Georges Méliès A Trip to the Moon

Edwin S. Porter’s The Great Train Robbery

The previous week we had watched Metropolis (1927) and this past Thursday we watched segments of silent films and shorts. These early films show the way that technology move with how often we utilize that technology. The growth of films moved at a spectacular speed that we go from film shorts by Thomas Edison and the Lumiere Brothers in the late 1800’s, to films like Georges Méliès A Trip to the Moon (1902) and Edwin S. Porter’s The Great Train Robbery (1903). These films grew in production value and scale in the matter of less than a quarter century. The scope and shots of the films in their use of of cinematography were still in their infancy stages, but utilized some panning, fade ins and outs, and long and medium shots.
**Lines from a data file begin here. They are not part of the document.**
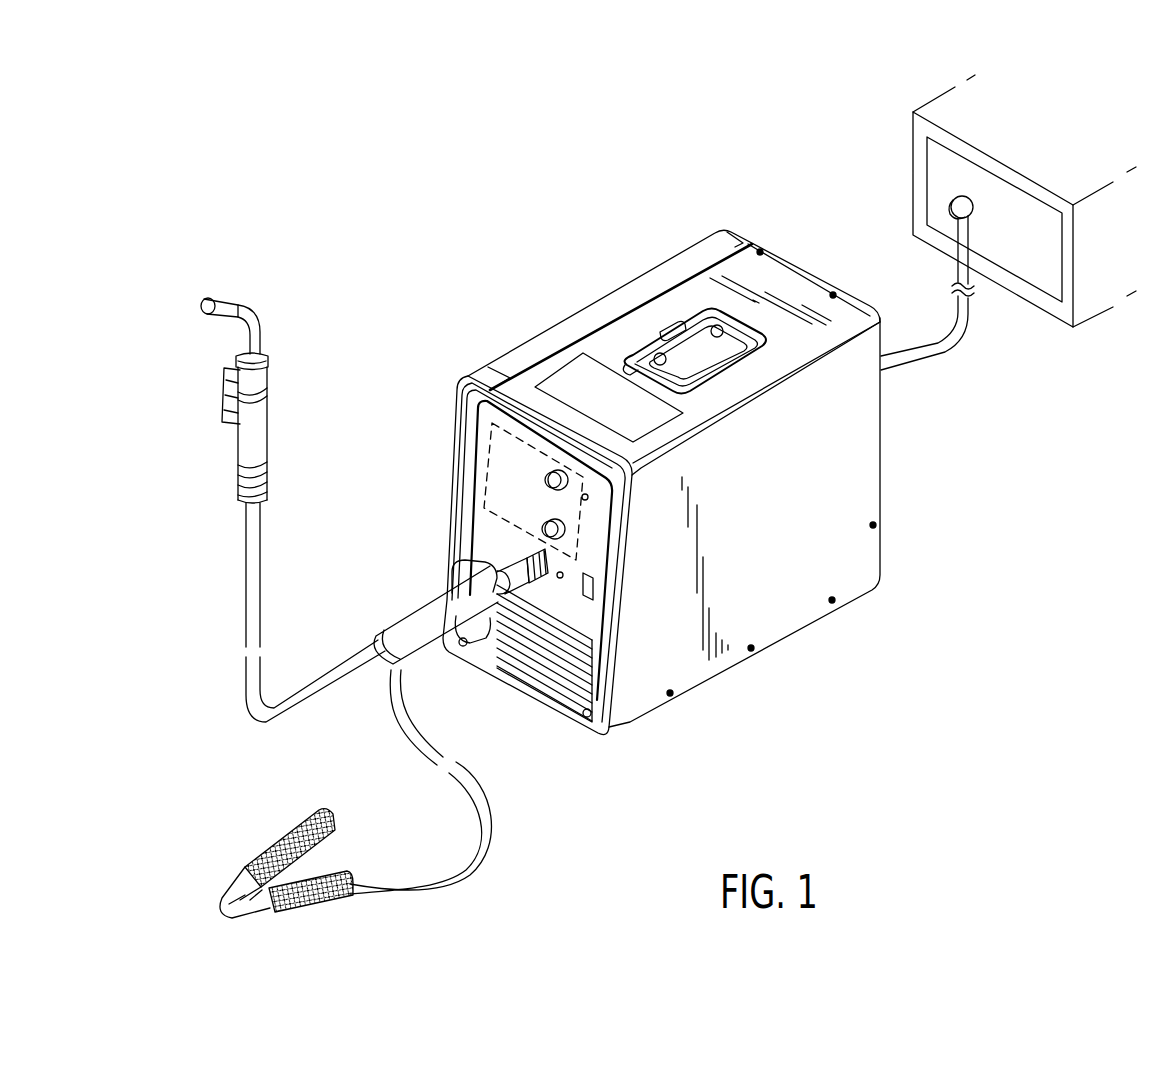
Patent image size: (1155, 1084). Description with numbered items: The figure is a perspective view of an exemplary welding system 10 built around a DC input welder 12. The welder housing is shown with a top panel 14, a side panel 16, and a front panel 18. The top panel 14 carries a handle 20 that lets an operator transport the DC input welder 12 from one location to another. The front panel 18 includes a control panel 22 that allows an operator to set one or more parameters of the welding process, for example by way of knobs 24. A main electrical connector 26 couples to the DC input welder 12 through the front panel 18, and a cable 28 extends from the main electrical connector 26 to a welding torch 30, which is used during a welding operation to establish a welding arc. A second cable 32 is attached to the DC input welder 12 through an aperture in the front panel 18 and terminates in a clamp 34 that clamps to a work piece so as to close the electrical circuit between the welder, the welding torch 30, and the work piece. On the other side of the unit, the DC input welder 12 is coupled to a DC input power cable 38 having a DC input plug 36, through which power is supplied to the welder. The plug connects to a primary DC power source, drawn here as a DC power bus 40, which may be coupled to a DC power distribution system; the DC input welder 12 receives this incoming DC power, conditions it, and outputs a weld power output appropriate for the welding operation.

The welding system 10 is at (495, 304).
The DC input welder 12 is at (660, 264).
The top panel 14 is at (800, 277).
The side panel 16 is at (880, 558).
The front panel 18 is at (463, 390).
The handle 20 is at (735, 368).
The control panel 22 is at (503, 474).
The knobs 24 is at (592, 516).
The main electrical connector 26 is at (440, 643).
The cable 28 is at (262, 623).
The welding torch 30 is at (262, 410).
The second cable 32 is at (466, 783).
The clamp 34 is at (281, 852).
The DC input plug 36 is at (950, 207).
The DC input power cable 38 is at (957, 272).
The DC power bus 40 is at (912, 172).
Charlie Chaplin’s The Gold Rush

Carl Theodor Dreyer’s The Passion of Joan of Arc/La Passion de Jeanne d’Arc

Dziga Vertov’s Man with a Movie Camera/Человек с киноаппаратом

In the 1920’s there was a significant growth in the way films were produced. We had feature length films coming from different countries, including our own like Charlie Chaplin’s The Gold Rush (1925). In France, we had Carl Theodor Dreyer’s The Passion of Joan of Arc (La Passion de Jeanne d’Arc 1928). Lastly, in Russia, we have Dziga Vertov’s Man with a Movie Camera (Человек с киноаппаратом 1929). These films utilize newer techniques like zoom, glance object glance, and establishing shots. The production of multiple stages in other states and countries are more present along with more advanced editing and composition techniques. In some instances you feel as though you are a part of the film, especially when it zooms in on a character and urges you to take note to what’s going on.

In the Russian film, Man with a Movie Camera, we are taken on a ride through the film as a documentary showing an organic symbiosis in a day in the life of Moscow. It shows the juxtaposition in many of life’s triumphs and tragedies, poor and wealthy, and the reliance and use of technology.

The most significant growth I had seen in any of these shorts or films has to be The Passion of Joan of Arc. The fact that it was produced in 1928 and yet the way they were able to shoot the film looks in some ways that it could have been made today. The terrible truth is that a lot of films of our era, utilize filming techniques less and less because our dependence of technology fixing any of our shortcomings. In turn, it makes many filmakers lazy in the way a film s shot and edited. Some films still come out each year that challenge us as viewers and feed us with amazing shots, sound, and editing that lets us know that there are still many reasons to make films today.